Our forecast published in PS (Erikson and Wlezien, 2012a), based on trial heat polls in July, was that Barack Obama would win 52.6% of the two-party popular vote.  This turned out to be quite close to the Election Day outcome, which is 51.4% as of this writing (November 12, 2012).  Contributing to the forecast of Obama’s (close) reelection was that the LEI numbers were slightly above the average of the previous 15 presidential cycles.[1]  These numbers pointed to some economic expansion during the election year, which did materialize, at least to some extent; what may be most important is that public perceptions trended positive leading up to Election Day (see Erikson and Wlezien, 2012a).
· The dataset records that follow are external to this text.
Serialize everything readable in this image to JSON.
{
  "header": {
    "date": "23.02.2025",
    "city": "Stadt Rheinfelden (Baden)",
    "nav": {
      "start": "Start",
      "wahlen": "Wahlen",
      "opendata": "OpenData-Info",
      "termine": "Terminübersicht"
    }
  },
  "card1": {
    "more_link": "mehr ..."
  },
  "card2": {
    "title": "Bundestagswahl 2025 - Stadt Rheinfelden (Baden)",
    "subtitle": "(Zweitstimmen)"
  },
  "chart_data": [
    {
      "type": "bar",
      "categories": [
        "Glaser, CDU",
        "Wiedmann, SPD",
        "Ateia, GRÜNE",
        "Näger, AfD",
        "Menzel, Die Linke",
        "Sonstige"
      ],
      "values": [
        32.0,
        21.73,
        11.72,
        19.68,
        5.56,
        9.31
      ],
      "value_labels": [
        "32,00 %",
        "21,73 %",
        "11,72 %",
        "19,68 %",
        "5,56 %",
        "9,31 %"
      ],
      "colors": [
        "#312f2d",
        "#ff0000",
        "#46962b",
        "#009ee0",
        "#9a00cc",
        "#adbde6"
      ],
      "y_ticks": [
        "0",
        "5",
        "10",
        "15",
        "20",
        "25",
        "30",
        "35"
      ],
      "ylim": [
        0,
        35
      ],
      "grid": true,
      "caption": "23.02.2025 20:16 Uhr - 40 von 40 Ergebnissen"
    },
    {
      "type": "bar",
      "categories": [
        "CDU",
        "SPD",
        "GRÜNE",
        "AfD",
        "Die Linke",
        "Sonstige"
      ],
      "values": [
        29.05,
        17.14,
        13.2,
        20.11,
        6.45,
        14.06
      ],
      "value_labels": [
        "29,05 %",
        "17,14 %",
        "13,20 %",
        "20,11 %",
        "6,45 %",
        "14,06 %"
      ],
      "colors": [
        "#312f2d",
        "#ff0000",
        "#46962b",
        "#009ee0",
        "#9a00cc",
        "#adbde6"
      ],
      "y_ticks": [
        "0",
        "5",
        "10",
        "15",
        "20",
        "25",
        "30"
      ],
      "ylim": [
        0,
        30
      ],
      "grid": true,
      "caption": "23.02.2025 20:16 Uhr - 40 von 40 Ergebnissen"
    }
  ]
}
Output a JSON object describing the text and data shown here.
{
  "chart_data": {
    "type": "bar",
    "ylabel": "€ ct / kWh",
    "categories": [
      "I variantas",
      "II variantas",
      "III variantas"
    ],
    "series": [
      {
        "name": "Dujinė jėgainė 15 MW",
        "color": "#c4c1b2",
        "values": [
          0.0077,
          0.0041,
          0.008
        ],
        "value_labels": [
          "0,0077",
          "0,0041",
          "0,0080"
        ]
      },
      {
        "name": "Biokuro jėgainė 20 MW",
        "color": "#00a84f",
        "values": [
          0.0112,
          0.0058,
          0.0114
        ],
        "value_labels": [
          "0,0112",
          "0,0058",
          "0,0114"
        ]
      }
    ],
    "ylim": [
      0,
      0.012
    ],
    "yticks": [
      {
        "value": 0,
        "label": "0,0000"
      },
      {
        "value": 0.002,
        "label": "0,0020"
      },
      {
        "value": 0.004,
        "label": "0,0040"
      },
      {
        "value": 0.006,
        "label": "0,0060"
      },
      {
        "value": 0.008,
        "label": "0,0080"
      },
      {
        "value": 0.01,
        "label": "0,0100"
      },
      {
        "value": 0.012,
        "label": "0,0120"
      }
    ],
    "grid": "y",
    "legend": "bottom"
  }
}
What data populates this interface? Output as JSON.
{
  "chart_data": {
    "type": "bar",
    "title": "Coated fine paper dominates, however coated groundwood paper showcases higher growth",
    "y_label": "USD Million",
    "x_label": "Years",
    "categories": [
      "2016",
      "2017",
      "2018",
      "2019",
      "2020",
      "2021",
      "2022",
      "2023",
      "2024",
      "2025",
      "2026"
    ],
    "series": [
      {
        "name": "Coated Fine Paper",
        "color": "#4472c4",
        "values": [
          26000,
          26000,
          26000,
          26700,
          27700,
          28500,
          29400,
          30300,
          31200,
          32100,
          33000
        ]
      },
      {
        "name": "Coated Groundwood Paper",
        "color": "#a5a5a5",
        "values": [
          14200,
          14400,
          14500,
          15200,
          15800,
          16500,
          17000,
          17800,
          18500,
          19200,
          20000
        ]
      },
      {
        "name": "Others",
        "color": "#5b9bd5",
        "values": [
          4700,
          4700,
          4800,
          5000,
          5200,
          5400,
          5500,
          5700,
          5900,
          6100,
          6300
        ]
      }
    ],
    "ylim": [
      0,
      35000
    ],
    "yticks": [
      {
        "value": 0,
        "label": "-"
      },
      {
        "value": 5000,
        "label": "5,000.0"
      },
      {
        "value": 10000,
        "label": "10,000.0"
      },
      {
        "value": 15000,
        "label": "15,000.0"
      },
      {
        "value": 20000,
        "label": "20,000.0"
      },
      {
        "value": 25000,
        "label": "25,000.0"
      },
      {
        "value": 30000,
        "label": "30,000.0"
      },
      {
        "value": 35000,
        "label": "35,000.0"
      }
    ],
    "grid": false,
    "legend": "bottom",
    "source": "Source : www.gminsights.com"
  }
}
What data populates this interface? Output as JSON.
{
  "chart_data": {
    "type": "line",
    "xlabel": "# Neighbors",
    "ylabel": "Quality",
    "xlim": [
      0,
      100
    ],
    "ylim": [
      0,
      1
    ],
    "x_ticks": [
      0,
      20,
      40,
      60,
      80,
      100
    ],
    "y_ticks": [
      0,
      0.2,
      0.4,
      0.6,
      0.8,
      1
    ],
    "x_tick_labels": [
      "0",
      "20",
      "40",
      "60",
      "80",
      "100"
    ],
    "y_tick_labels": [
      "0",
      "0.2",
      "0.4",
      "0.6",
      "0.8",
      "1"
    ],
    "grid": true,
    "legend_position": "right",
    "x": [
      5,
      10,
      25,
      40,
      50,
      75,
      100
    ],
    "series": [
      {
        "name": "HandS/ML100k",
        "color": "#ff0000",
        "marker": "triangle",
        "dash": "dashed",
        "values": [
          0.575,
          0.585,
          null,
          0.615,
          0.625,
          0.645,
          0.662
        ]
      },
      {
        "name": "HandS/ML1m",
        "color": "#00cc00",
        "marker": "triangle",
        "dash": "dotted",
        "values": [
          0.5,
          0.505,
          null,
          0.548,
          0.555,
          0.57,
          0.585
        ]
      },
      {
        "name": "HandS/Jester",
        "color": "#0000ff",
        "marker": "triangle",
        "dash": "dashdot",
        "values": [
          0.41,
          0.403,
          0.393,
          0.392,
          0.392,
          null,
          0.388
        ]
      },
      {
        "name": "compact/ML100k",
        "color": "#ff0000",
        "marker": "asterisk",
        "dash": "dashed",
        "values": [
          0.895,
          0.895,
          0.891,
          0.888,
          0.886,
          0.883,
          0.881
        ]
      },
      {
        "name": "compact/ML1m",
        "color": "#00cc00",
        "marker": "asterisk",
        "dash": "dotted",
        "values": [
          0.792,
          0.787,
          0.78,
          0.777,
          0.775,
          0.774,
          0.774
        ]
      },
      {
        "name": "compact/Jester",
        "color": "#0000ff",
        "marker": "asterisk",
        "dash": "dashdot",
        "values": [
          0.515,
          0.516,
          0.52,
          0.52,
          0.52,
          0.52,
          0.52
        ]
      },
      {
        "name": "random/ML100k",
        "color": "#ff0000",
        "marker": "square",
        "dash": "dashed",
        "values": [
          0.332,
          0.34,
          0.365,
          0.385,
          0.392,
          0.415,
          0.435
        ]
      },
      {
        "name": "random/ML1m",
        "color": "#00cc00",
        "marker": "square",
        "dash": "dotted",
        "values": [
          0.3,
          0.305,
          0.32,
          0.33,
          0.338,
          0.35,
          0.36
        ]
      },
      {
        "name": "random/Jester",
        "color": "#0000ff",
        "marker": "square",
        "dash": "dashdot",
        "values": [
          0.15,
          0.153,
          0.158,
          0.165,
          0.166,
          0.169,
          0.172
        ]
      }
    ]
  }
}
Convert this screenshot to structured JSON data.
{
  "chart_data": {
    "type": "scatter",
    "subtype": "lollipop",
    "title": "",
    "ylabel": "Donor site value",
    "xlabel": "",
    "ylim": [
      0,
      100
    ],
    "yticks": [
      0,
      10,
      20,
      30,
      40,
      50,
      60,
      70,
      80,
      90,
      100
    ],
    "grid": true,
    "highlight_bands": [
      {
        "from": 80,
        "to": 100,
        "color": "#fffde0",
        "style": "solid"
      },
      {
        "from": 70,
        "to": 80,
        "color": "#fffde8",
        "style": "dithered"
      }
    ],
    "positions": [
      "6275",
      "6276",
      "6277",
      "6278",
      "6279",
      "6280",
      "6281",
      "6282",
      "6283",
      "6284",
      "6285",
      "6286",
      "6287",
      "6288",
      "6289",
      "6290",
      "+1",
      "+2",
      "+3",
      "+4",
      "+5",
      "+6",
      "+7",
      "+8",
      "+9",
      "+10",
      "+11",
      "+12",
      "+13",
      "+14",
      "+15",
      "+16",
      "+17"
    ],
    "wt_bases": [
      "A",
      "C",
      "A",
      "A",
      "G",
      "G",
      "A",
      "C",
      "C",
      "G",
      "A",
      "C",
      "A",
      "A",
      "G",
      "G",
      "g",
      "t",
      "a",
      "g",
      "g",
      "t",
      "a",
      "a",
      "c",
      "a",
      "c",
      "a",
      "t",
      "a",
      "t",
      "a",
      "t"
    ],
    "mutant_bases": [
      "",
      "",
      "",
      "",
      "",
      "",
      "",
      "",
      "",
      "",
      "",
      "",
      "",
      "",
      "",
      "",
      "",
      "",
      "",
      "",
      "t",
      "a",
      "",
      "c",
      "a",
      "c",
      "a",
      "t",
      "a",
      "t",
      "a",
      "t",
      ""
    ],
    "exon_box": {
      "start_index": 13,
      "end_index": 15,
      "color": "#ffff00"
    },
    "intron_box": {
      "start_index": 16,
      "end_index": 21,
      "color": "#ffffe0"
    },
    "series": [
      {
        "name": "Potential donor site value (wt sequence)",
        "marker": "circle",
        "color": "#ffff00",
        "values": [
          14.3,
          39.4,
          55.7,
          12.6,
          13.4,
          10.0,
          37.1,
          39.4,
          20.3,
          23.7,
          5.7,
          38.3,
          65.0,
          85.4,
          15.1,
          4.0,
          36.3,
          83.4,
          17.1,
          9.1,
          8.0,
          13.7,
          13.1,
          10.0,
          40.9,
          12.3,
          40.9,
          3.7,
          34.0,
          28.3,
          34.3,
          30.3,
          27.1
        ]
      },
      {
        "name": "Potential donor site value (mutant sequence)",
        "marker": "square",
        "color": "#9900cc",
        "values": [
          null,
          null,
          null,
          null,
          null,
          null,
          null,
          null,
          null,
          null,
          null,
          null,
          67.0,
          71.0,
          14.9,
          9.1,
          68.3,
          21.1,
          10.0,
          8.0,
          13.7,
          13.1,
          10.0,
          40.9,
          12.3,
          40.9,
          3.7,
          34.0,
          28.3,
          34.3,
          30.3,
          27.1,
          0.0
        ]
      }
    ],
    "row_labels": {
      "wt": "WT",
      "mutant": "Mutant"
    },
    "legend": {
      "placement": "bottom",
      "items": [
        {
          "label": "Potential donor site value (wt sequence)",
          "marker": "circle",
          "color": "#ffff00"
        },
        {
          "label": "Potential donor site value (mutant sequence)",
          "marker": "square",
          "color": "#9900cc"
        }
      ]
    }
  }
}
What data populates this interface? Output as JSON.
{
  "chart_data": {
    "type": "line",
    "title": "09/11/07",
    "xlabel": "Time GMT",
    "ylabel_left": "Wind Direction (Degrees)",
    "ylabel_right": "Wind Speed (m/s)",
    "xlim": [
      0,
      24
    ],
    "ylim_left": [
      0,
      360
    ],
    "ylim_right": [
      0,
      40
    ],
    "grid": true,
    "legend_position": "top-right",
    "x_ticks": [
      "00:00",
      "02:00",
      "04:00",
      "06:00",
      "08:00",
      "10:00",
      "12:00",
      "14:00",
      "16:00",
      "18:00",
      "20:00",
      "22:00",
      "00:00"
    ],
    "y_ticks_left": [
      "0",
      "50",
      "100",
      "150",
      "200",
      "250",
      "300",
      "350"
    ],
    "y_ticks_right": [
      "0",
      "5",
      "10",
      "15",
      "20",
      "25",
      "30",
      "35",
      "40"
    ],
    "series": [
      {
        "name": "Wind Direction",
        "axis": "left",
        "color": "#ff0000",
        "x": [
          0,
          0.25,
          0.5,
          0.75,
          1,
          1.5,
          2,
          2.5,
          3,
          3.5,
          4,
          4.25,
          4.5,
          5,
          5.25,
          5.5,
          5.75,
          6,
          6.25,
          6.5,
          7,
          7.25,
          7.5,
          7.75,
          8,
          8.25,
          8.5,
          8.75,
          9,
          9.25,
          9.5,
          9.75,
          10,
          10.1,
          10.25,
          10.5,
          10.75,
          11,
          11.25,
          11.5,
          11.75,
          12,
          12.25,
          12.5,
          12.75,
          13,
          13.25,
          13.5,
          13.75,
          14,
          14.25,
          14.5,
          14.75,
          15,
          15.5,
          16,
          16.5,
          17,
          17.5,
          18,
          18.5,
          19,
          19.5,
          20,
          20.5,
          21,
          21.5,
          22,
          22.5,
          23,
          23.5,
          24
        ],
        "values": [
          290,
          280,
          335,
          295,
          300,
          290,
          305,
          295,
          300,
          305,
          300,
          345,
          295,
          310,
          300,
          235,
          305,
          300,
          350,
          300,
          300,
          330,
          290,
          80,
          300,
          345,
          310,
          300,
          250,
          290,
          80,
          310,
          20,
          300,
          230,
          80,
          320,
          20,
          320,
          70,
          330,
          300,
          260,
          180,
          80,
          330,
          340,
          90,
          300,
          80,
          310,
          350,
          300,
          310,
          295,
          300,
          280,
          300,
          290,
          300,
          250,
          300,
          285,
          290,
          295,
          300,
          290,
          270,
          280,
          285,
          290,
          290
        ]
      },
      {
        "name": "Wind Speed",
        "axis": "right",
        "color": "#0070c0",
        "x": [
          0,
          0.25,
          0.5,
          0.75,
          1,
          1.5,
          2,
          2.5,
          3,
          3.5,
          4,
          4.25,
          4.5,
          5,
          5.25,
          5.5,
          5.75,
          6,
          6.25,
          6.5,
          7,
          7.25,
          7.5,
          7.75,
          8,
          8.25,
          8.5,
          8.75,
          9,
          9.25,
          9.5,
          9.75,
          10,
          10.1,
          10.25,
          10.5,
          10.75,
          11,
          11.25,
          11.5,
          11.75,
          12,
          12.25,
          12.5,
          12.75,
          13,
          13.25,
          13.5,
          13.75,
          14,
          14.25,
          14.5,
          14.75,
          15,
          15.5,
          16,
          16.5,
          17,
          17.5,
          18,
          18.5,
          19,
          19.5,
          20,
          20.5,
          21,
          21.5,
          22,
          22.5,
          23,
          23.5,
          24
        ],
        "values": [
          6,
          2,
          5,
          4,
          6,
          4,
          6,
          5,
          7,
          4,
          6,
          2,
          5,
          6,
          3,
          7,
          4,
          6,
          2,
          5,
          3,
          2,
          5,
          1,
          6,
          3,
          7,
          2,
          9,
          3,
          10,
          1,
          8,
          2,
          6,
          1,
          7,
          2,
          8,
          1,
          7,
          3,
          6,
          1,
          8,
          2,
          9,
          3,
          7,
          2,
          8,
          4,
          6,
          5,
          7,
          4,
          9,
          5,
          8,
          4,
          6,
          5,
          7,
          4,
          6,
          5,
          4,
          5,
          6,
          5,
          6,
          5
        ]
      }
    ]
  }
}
The forecasts made at different points in the election year were largely unchanged from this “official” forecast based on July polls. Details are shown in Table 1.  Most notably, the model including our measure of LEI and polls from January-March predicted a 52.2% vote share for Obama.  The value of this model with Quarter 13 LEI and Quarter 13 trial heat polls is that it allows prediction of the November vote early in the election timeline, long before trial-heat polls by themselves provide a useful prediction (Erikson and Wlezien, 2012b).

We can also check how our forecast prevails if we substitute trial heat polls later than July.  Table 1 includes subsequent forecasts that we made, based on equations using recent trial heat polls conducted at those points later in the campaign timeline.  There we can see that models of the vote from dates before and after the conventions yielded virtually no changes in the forecast (52.6% or 52.7% Obama).  The first debate shifted the forecast of the Obama vote downward, but only slightly.  Using a model including polls after that debate, we predicted a 51.4% share for Obama.  This is exactly what the president received on Election Day.

Acknowledgments: We thank Stuart Soroka for helpful comments.

References

Erikson, Robert S., and Christopher Wlezien. 2012a. “The Objective and Subjective Economy and the Presidential Vote.”PS: Political Science and Politics 45: (4)620-624.

Erikson, Robert S., and Christopher Wlezien. 2012b. The Timeline of Presidential Elections: How Campaigns Do (and Do Not) Matter.  Chicago: University of Chicago Press.


[1]We would have forecasted a nearly identical share only using LEI, that is, without the polls.